Here’s a selection of their observations, of the present and near future:

– Be wary of anyone who says this is the “worst economic crisis since the Great Depression.”

Among Behravesh’s PowerPoint charts were a couple of telling ones about the Great Depression. One showed that the stock market lost nearly 90 percent of its value then. The current stock drop is around 40 percent. National unemployment during the depression peaked at 25 percent. It’s hovering around 7 percent now, and peaked at 11 percent during the country’s last deep recession in the early 1980s.

That said, Behravesh added that the current economic crisis is a bad one. In the last year or so, more than $7 trillion in wealth ” that’s about half of the United States’ gross domestic product ” has vanished.

The people who have lost that wealth are less inclined to travel, or buy vacation homes, Behravesh said.

“Growth is not going to be a problem for a while,” Behravesh said.

– This isn’t just our fault.

Behravesh said the collapse of the subprime mortgage market was just the first domino in a worldwide “liquidity bubble” brought on by easy credit and other factors. When that bubble burst and banks started failing, banks essentially stopped trusting each other and the credit markets froze up. Effects of the government rescue program should start to really be felt in the next four to six months, Behravesh said.

– Don’t count on continued demand for second homes in ski resort areas.

Chung’s company specializes in research for resort areas, and has crunched both economic and demographic data.

That data indicates that people tend to be less interested in winter sports starting at about age 47. Coincidentally, that’s also the prime age for buying vacation homes.

What does that mean for the Vail Valley? It’s hard to tell, because…

– We’re not as much of a tourism-based economy as we think we are.

Schechter believes resort areas have become much less dependent on tourism than they once were.
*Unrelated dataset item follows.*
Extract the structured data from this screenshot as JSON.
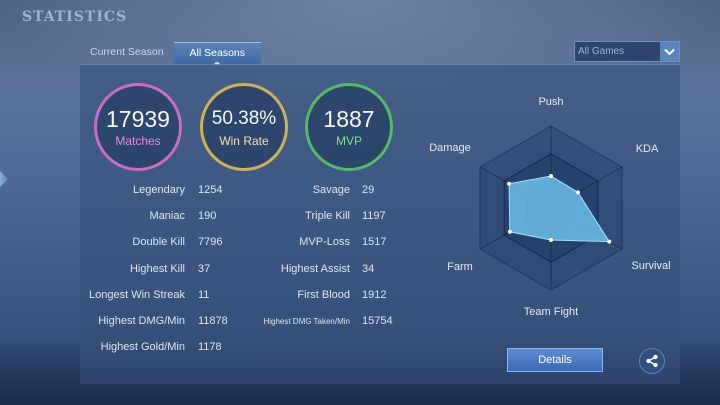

As evidence, his graphs indicate that visits to ski areas and national parks are virtually flat over the past 15 years. Meanwhile, the population and per capita income of those areas have gone way, way, up.

That shows people are moving to these areas are moving less for tourism than for lifestyle reasons. Many of the people moving to resort areas are working from their homes. Technology is only going to advance that trend.

– We’re not as bad off as other places.

One of Chung’s slides showed the excess housing inventory in several other resort areas. In the worst case, an unnamed resort had a 112-month backlog of unsold housing units.

The national average for unsold homes is 41 months at the moment. In the Vail Valley, there’s a 12-month inventory.

What that means, Chung said, is our valley’s going to take a hit from a national recession, but it won’t be as hard a hit as some other resort areas take.

“But make no mistake ” this is big, it’s bad and it’s broad-based,” Behravesh said.